Review: Fucked Up – David Comes to Life
Fucked Up – David Comes to Life (2011) [Matador] // Grade: A
Rock operas are elusive little things. Few bands have the guts to go that route, and among those who do, fewer still have the vision, skills and narrative intuition to nail it straight away. I mean, it doesn’t take much to turn a series of plot points into a hoaky hyper-drama fest; ask any dejected, would-be novelist: the whole concept’s a tall order. Here with a rock opera that makes the challenge feel like child’s play: Fucked Up and David Comes to Life.
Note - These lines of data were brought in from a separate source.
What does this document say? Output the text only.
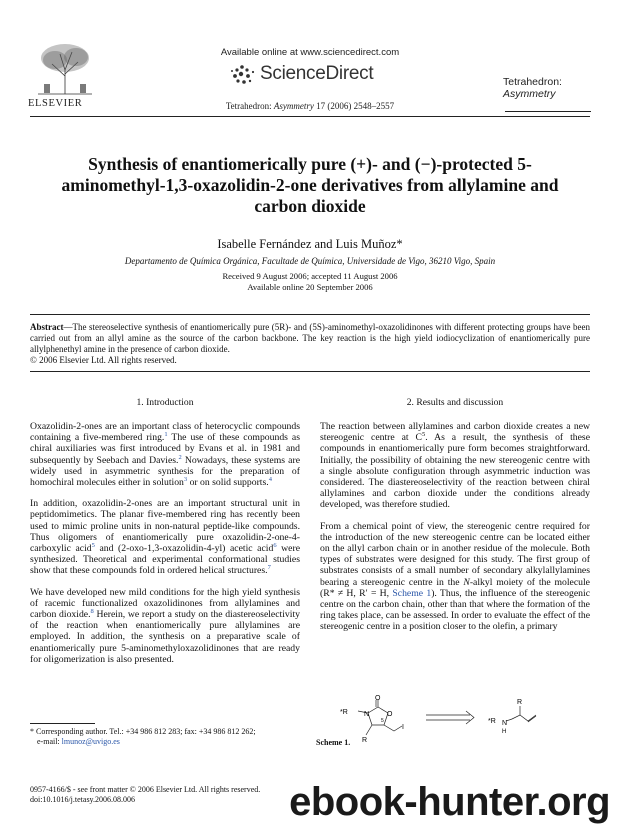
Available online at www.sciencedirect.com
ScienceDirect
Tetrahedron: Asymmetry 17 (2006) 2548–2557
ELSEVIER
Tetrahedron:
Asymmetry
Synthesis of enantiomerically pure (+)- and (−)-protected 5-aminomethyl-1,3-oxazolidin-2-one derivatives from allylamine and carbon dioxide
Isabelle Fernández and Luis Muñoz*
Departamento de Química Orgánica, Facultade de Química, Universidade de Vigo, 36210 Vigo, Spain
Received 9 August 2006; accepted 11 August 2006
Available online 20 September 2006
Abstract—The stereoselective synthesis of enantiomerically pure (5R)- and (5S)-aminomethyl-oxazolidinones with different protecting groups have been carried out from an allyl amine as the source of the carbon backbone. The key reaction is the high yield iodiocyclization of enantiomerically pure allylphenethyl amine in the presence of carbon dioxide.
© 2006 Elsevier Ltd. All rights reserved.
1. Introduction	2. Results and discussion

Oxazolidin-2-ones are an important class of heterocyclic compounds containing a five-membered ring.$^1$ The use of these compounds as chiral auxiliaries was first introduced by Evans et al. in 1981 and subsequently by Seebach and Davies.$^2$ Nowadays, these systems are widely used in asymmetric synthesis for the preparation of homochiral molecules either in solution$^3$ or on solid supports.$^4$

In addition, oxazolidin-2-ones are an important structural unit in peptidomimetics. The planar five-membered ring has recently been used to mimic proline units in non-natural peptide-like compounds. Thus oligomers of enantiomerically pure oxazolidin-2-one-4-carboxylic acid$^5$ and (2-oxo-1,3-oxazolidin-4-yl) acetic acid$^6$ were synthesized. Theoretical and experimental conformational studies show that these compounds fold in ordered helical structures.$^7$

We have developed new mild conditions for the high yield synthesis of racemic functionalized oxazolidinones from allylamines and carbon dioxide.$^8$ Herein, we report a study on the diastereoselectivity of the reaction when enantiomerically pure allylamines are employed. In addition, the synthesis on a preparative scale of enantiomerically pure 5-aminomethyloxazolidinones that are ready for oligomerization is also presented.

The reaction between allylamines and carbon dioxide creates a new stereogenic centre at $C^5$. As a result, the synthesis of these compounds in enantiomerically pure form becomes straightforward. Initially, the possibility of obtaining the new stereogenic centre with a single absolute configuration through asymmetric induction was considered. The diastereoselectivity of the reaction between chiral allylamines and carbon dioxide under the conditions already developed, was therefore studied.

From a chemical point of view, the stereogenic centre required for the introduction of the new stereogenic centre can be located either on the allyl carbon chain or in another residue of the molecule. Both types of substrates were designed for this study. The first group of substrates consists of a small number of secondary alkylallylamines bearing a stereogenic centre in the N-alkyl moiety of the molecule (R* ≠ H, R′ = H, Scheme 1). Thus, the influence of the stereogenic centre on the carbon chain, other than that where the formation of the ring takes place, can be assessed. In order to evaluate the effect of the stereogenic centre in a position closer to the olefin, a primary

*R N	O
O
5
I
R
*R N
H
R
Scheme 1.
* Corresponding author. Tel.: +34 986 812 283; fax: +34 986 812 262;
e-mail: lmunoz@uvigo.es
0957-4166/$ - see front matter © 2006 Elsevier Ltd. All rights reserved.
doi:10.1016/j.tetasy.2006.08.006	ebook-hunter.org
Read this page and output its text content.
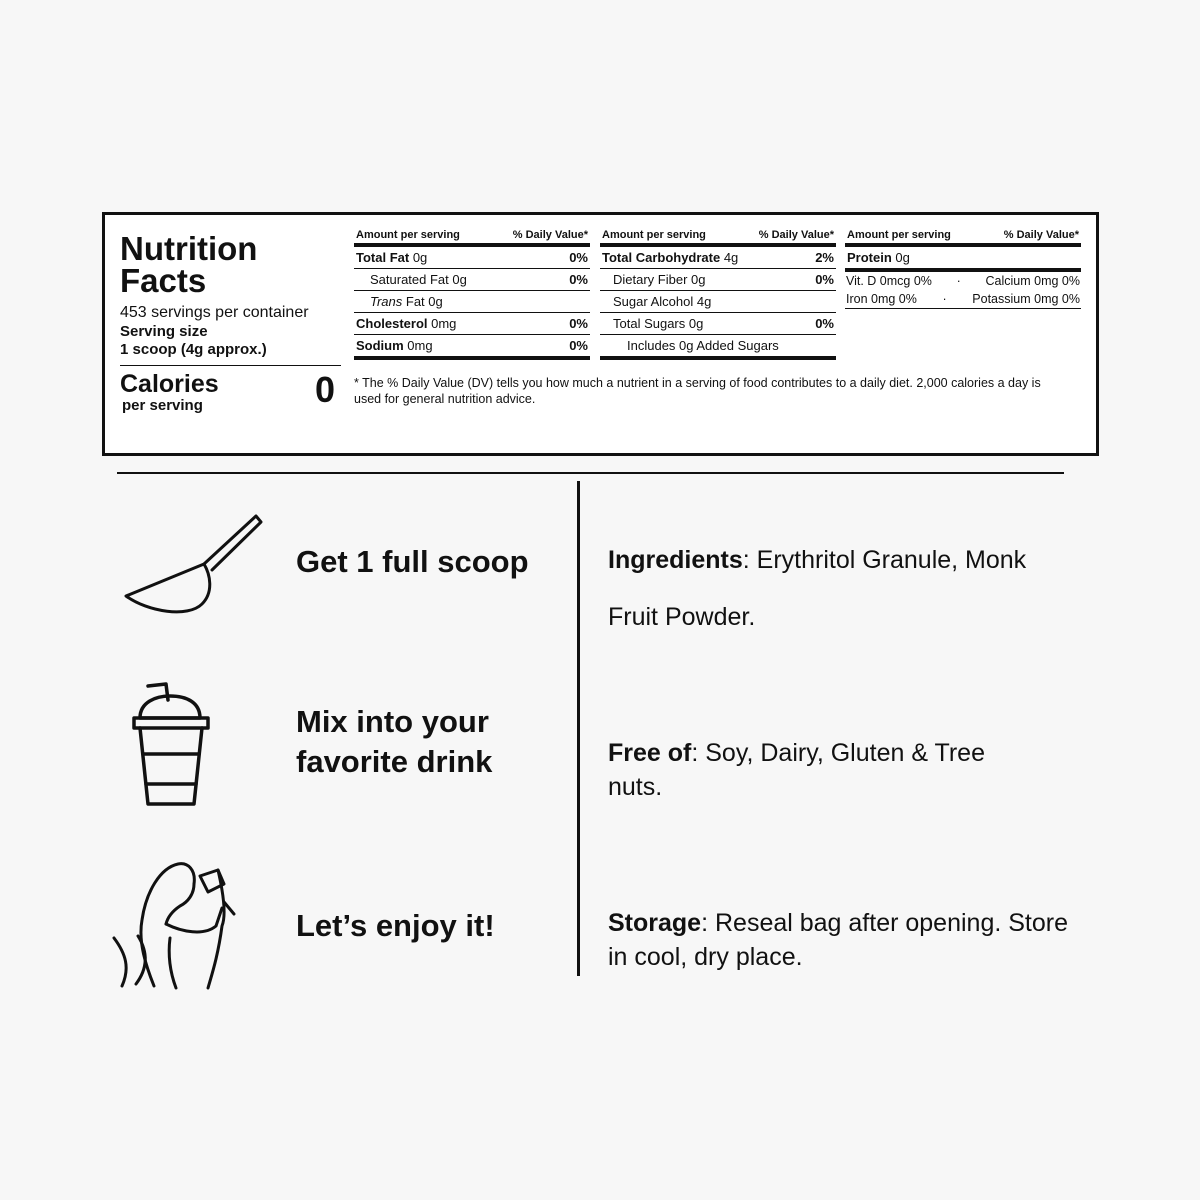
Nutrition Facts
453 servings per container
Serving size
1 scoop (4g approx.)
Calories
per serving	0
Amount per serving	% Daily Value*
Total Fat 0g	0%
Saturated Fat 0g	0%
Trans Fat 0g
Cholesterol 0mg	0%
Sodium 0mg	0%
Amount per serving	% Daily Value*
Total Carbohydrate 4g	2%
Dietary Fiber 0g	0%
Sugar Alcohol 4g
Total Sugars 0g	0%
Includes 0g Added Sugars
Amount per serving	% Daily Value*
Protein 0g
Vit. D 0mcg 0%	·	Calcium 0mg 0%
Iron 0mg 0%	·	Potassium 0mg 0%
* The % Daily Value (DV) tells you how much a nutrient in a serving of food contributes to a daily diet. 2,000 calories a day is used for general nutrition advice.
Get 1 full scoop
Mix into your favorite drink
Let’s enjoy it!
Ingredients: Erythritol Granule, Monk
Fruit Powder.
Free of: Soy, Dairy, Gluten & Tree nuts.
Storage: Reseal bag after opening. Store in cool, dry place.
The plot goes something like this: Boy meets girl. Boy is stoked. Boy and girl confirm new love by orchestrating life-affirming protest. Girl is killed during said protest. Boy is despondent. Faceless narrator breaks his story-telling silence to accuse boy of killing girl. Boy is conflicted, unsure of his own reality. Boy and narrator fight. Boy’s ex-girlfriend, who witnessed the death, pops up to vindicate him. God-complexed narrator confesses (sort of) to exaggerating the whole thing. Boy rediscovers life, love. Boy is reborn. Curtain. Even stripped to its bare bones, the story’s nothing to sniff at: that constant shifting of narrators, and the questionable reliability of each one, demonstrates a sense of literary nuance that would startle even seasoned playwrights. We’re talking real Our Town and Zoo Story stuff here. Which of these characters is telling the truth? Whose reality do we trust the most: David the lightbulb-factory worker? Octavio the skeptical narrator? Veronica, Vivian? And how can any of us in the audience actually be sure?
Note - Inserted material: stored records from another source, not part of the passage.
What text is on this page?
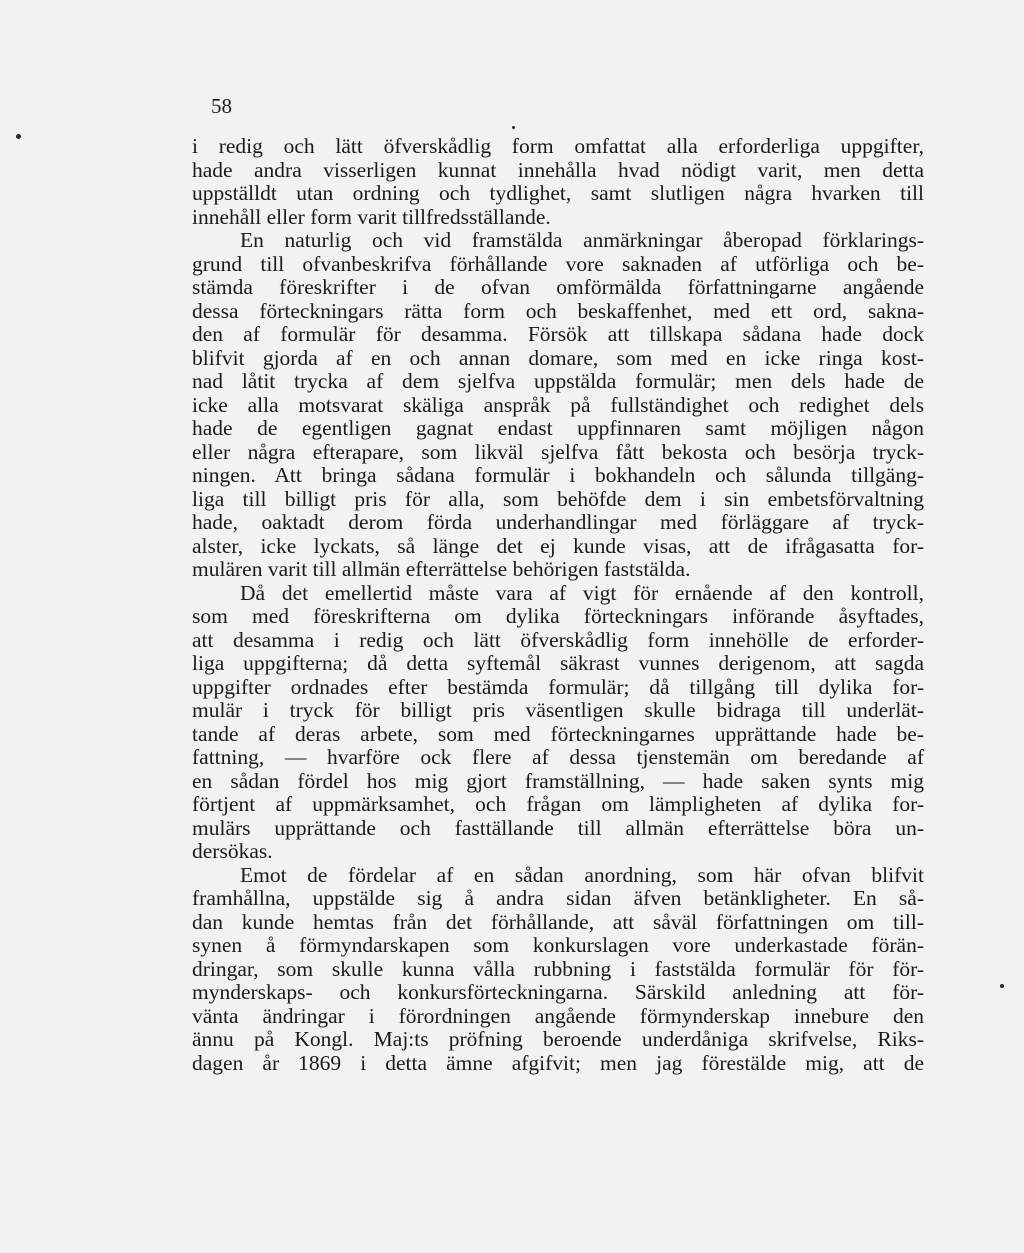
58

i redig och lätt öfverskådlig form omfattat alla erforderliga uppgifter,

hade andra visserligen kunnat innehålla hvad nödigt varit, men detta

uppställdt utan ordning och tydlighet, samt slutligen några hvarken till

innehåll eller form varit tillfredsställande.

En naturlig och vid framstälda anmärkningar åberopad förklarings-

grund till ofvanbeskrifva förhållande vore saknaden af utförliga och be-

stämda föreskrifter i de ofvan omförmälda författningarne angående

dessa förteckningars rätta form och beskaffenhet, med ett ord, sakna-

den af formulär för desamma. Försök att tillskapa sådana hade dock

blifvit gjorda af en och annan domare, som med en icke ringa kost-

nad låtit trycka af dem sjelfva uppstälda formulär; men dels hade de

icke alla motsvarat skäliga anspråk på fullständighet och redighet dels

hade de egentligen gagnat endast uppfinnaren samt möjligen någon

eller några efterapare, som likväl sjelfva fått bekosta och besörja tryck-

ningen. Att bringa sådana formulär i bokhandeln och sålunda tillgäng-

liga till billigt pris för alla, som behöfde dem i sin embetsförvaltning

hade, oaktadt derom förda underhandlingar med förläggare af tryck-

alster, icke lyckats, så länge det ej kunde visas, att de ifrågasatta for-

mulären varit till allmän efterrättelse behörigen faststälda.

Då det emellertid måste vara af vigt för ernående af den kontroll,

som med föreskrifterna om dylika förteckningars införande åsyftades,

att desamma i redig och lätt öfverskådlig form innehölle de erforder-

liga uppgifterna; då detta syftemål säkrast vunnes derigenom, att sagda

uppgifter ordnades efter bestämda formulär; då tillgång till dylika for-

mulär i tryck för billigt pris väsentligen skulle bidraga till underlät-

tande af deras arbete, som med förteckningarnes upprättande hade be-

fattning, — hvarföre ock flere af dessa tjenstemän om beredande af

en sådan fördel hos mig gjort framställning, — hade saken synts mig

förtjent af uppmärksamhet, och frågan om lämpligheten af dylika for-

mulärs upprättande och fasttällande till allmän efterrättelse böra un-

dersökas.

Emot de fördelar af en sådan anordning, som här ofvan blifvit

framhållna, uppstälde sig å andra sidan äfven betänkligheter. En så-

dan kunde hemtas från det förhållande, att såväl författningen om till-

synen å förmyndarskapen som konkurslagen vore underkastade förän-

dringar, som skulle kunna vålla rubbning i faststälda formulär för för-

mynderskaps- och konkursförteckningarna. Särskild anledning att för-

vänta ändringar i förordningen angående förmynderskap innebure den

ännu på Kongl. Maj:ts pröfning beroende underdåniga skrifvelse, Riks-

dagen år 1869 i detta ämne afgifvit; men jag förestälde mig, att de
Pair that with some of the best songs Fucked Up have ever written — these grand, soaring jams that balance a fresh and wide-eyed wonder with the band’s signature steel core — and you’ve got 80+ minutes of inarguable brilliance. David Comes to Life is Tommy for the present generation: a dark and complicated plot; music that pushes to the band’s very outer reaches; an ending that, however inspirational, poses as many questions as it answers. And like The Who did so many years ago, Fucked Up are ultimately crafting a metaphor for themselves: David’s rebirth, like Tommy’s rebirth, signals their own particular dawn. Those questions of reality, truth and perception? They mirror the band’s trajectory as much as they do life at large. “Why keep watching when you know the end?” David asks in “Running On Nothing.” “Why make this journey again and again?”
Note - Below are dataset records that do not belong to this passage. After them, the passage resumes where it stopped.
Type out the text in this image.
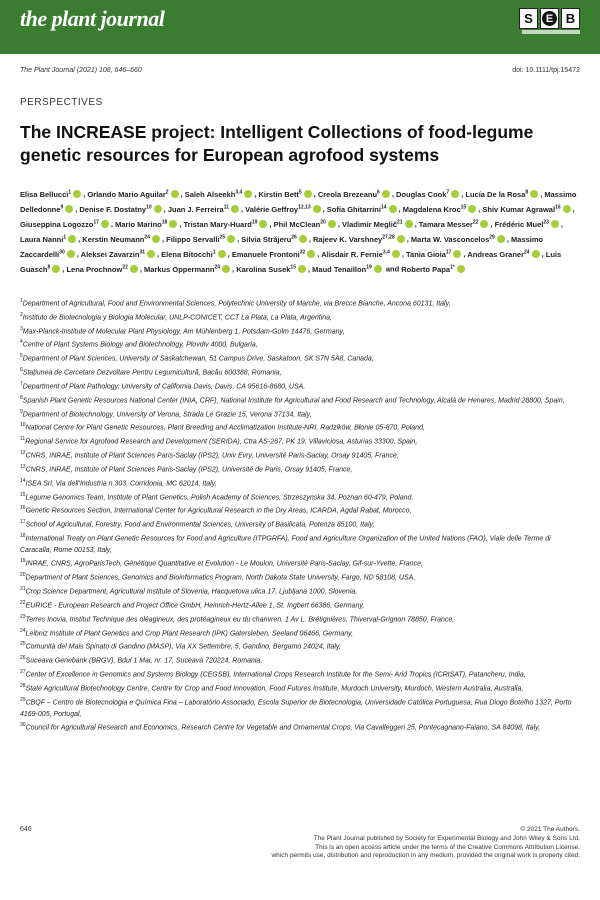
the plant journal	S	E B
The Plant Journal (2021) 108, 646–660	doi: 10.1111/tpj.15472
PERSPECTIVES
The INCREASE project: Intelligent Collections of food-legume genetic resources for European agrofood systems
Elisa Bellucci$^1$ , Orlando Mario Aguilar$^2$ , Saleh Alseekh$^{3,4}$ , Kirstin Bett$^5$ , Creola Brezeanu$^6$ , Douglas Cook$^7$ , Lucía De la Rosa$^8$ , Massimo Delledonne$^9$ , Denise F. Dostatny$^{10}$ , Juan J. Ferreira$^{11}$ , Valérie Geffroy$^{12,13}$ , Sofia Ghitarrini$^{14}$ , Magdalena Kroc$^{15}$ , Shiv Kumar Agrawal$^{16}$ , Giuseppina Logozzo$^{17}$ , Mario Marino$^{18}$ , Tristan Mary-Huard$^{19}$ , Phil McClean$^{20}$ , Vladimir Meglič$^{21}$ , Tamara Messer$^{22}$ , Frédéric Muel$^{23}$ , Laura Nanni$^1$ , Kerstin Neumann$^{24}$ , Filippo Servalli$^{25}$ , Silvia Străjeru$^{26}$ , Rajeev K. Varshney$^{27,28}$ , Marta W. Vasconcelos$^{29}$ , Massimo Zaccardelli$^{30}$ , Aleksei Zavarzin$^{31}$ , Elena Bitocchi$^1$ , Emanuele Frontoni$^{32}$ , Alisdair R. Fernie$^{3,4}$ , Tania Gioia$^{17}$ , Andreas Graner$^{24}$ , Luis Guasch$^8$ , Lena Prochnow$^{22}$ , Markus Oppermann$^{24}$ , Karolina Susek$^{15}$ , Maud Tenaillon$^{19}$ and Roberto Papa$^{1*}$
$^1$Department of Agricultural, Food and Environmental Sciences, Polytechnic University of Marche, via Brecce Bianche, Ancona 60131, Italy,
$^2$Instituto de Biotecnologia y Biologia Molecular, UNLP-CONICET, CCT La Plata, La Plata, Argentina,
$^3$Max-Planck-Institute of Molecular Plant Physiology, Am Mühlenberg 1, Potsdam-Golm 14476, Germany,
$^4$Centre of Plant Systems Biology and Biotechnology, Plovdiv 4000, Bulgaria,
$^5$Department of Plant Sciences, University of Saskatchewan, 51 Campus Drive, Saskatoon, SK S7N 5A8, Canada,
$^6$Stațiunea de Cercetare Dezvoltare Pentru Legumicultură, Bacău 600388, Romania,
$^7$Department of Plant Pathology, University of California Davis, Davis, CA 95616-8680, USA,
$^8$Spanish Plant Genetic Resources National Center (INIA, CRF), National Institute for Agricultural and Food Research and Technology, Alcalá de Henares, Madrid 28800, Spain,
$^9$Department of Biotechnology, University of Verona, Strada Le Grazie 15, Verona 37134, Italy,
$^{10}$National Centre for Plant Genetic Resources, Plant Breeding and Acclimatization Institute-NRI, Radzików, Błonie 05-870, Poland,
$^{11}$Regional Service for Agrofood Research and Development (SERIDA), Ctra AS-267, PK 19, Villaviciosa, Asturias 33300, Spain,
$^{12}$CNRS, INRAE, Institute of Plant Sciences Paris-Saclay (IPS2), Univ Evry, Université Paris-Saclay, Orsay 91405, France,
$^{13}$CNRS, INRAE, Institute of Plant Sciences Paris-Saclay (IPS2), Université de Paris, Orsay 91405, France,
$^{14}$ISEA Srl, Via dell'Industria n.303, Corridonia, MC 62014, Italy,
$^{15}$Legume Genomics Team, Institute of Plant Genetics, Polish Academy of Sciences, Strzeszynska 34, Poznan 60-479, Poland,
$^{16}$Genetic Resources Section, International Center for Agricultural Research in the Dry Areas, ICARDA, Agdal Rabat, Morocco,
$^{17}$School of Agricultural, Forestry, Food and Environmental Sciences, University of Basilicata, Potenza 85100, Italy,
$^{18}$International Treaty on Plant Genetic Resources for Food and Agriculture (ITPGRFA), Food and Agriculture Organization of the United Nations (FAO), Viale delle Terme di Caracalla, Rome 00153, Italy,
$^{19}$INRAE, CNRS, AgroParisTech, Génétique Quantitative et Evolution - Le Moulon, Université Paris-Saclay, Gif-sur-Yvette, France,
$^{20}$Department of Plant Sciences, Genomics and Bioinformatics Program, North Dakota State University, Fargo, ND 58108, USA,
$^{21}$Crop Science Department, Agricultural Institute of Slovenia, Hacquetova ulica 17, Ljubljana 1000, Slovenia,
$^{22}$EURICE - European Research and Project Office GmbH, Heinrich-Hertz-Allee 1, St. Ingbert 66386, Germany,
$^{23}$Terres Inovia, Institut Technique des oléagineux, des protéagineux eu du chanvren, 1 Av L. Brétignières, Thiverval-Grignon 78850, France,
$^{24}$Leibniz Institute of Plant Genetics and Crop Plant Research (IPK) Gatersleben, Seeland 06466, Germany,
$^{25}$Comunità del Mais Spinato di Gandino (MASP), Via XX Settembre, 5, Gandino, Bergamo 24024, Italy,
$^{26}$Suceava Genebank (BRGV), Bdul 1 Mai, nr. 17, Suceava 720224, Romania,
$^{27}$Center of Excellence in Genomics and Systems Biology (CEGSB), International Crops Research Institute for the Semi- Arid Tropics (ICRISAT), Patancheru, India,
$^{28}$State Agricultural Biotechnology Centre, Centre for Crop and Food Innovation, Food Futures Institute, Murdoch University, Murdoch, Western Australia, Australia,
$^{29}$CBQF – Centro de Biotecnologia e Química Fina – Laboratório Associado, Escola Superior de Biotecnologia, Universidade Católica Portuguesa, Rua Diogo Botelho 1327, Porto 4169-005, Portugal,
$^{30}$Council for Agricultural Research and Economics, Research Centre for Vegetable and Ornamental Crops, Via Cavalleggeri 25, Pontecagnano-Faiano, SA 84098, Italy,
646	© 2021 The Authors.
The Plant Journal published by Society for Experimental Biology and John Wiley & Sons Ltd.
This is an open access article under the terms of the Creative Commons Attribution License,
which permits use, distribution and reproduction in any medium, provided the original work is properly cited.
Of course, his subsequent struggle leads him to the sunlit conclusion in closer “Lights Go Up: “I am old,” he says. “But I want to do it again.” Fucked Up want to do it again too, like The Who wanted to do it again, like anyone who crawls through impossible scenarios wants to look back to say: I am changed, I am scathed, but god damn it, I am still here. You hear it in poppy, upbeat early tracks like “Queen of Hearts;” the jittery and terrified wails of “Running on Nothing”; the overwhelming layers of melody on “One More Night” — Fucked Up rediscovered themselves, unearthed a new brilliance, through the analogue of David. They channeled their own mistrust and self-consciousness with Octavio. They died right along with Veronica, revived themselves through Vivian’s love and reassurance. And now that this moment’s said and done, now that they’ve unleashed what is potentially among the best albums of 2011, they’re asking the audience to move forward with them. To go with David, looking skyward and hopeful and into the morning. “Empty the theatre,” they scream. “Rush the door. Start living the life you never could before.”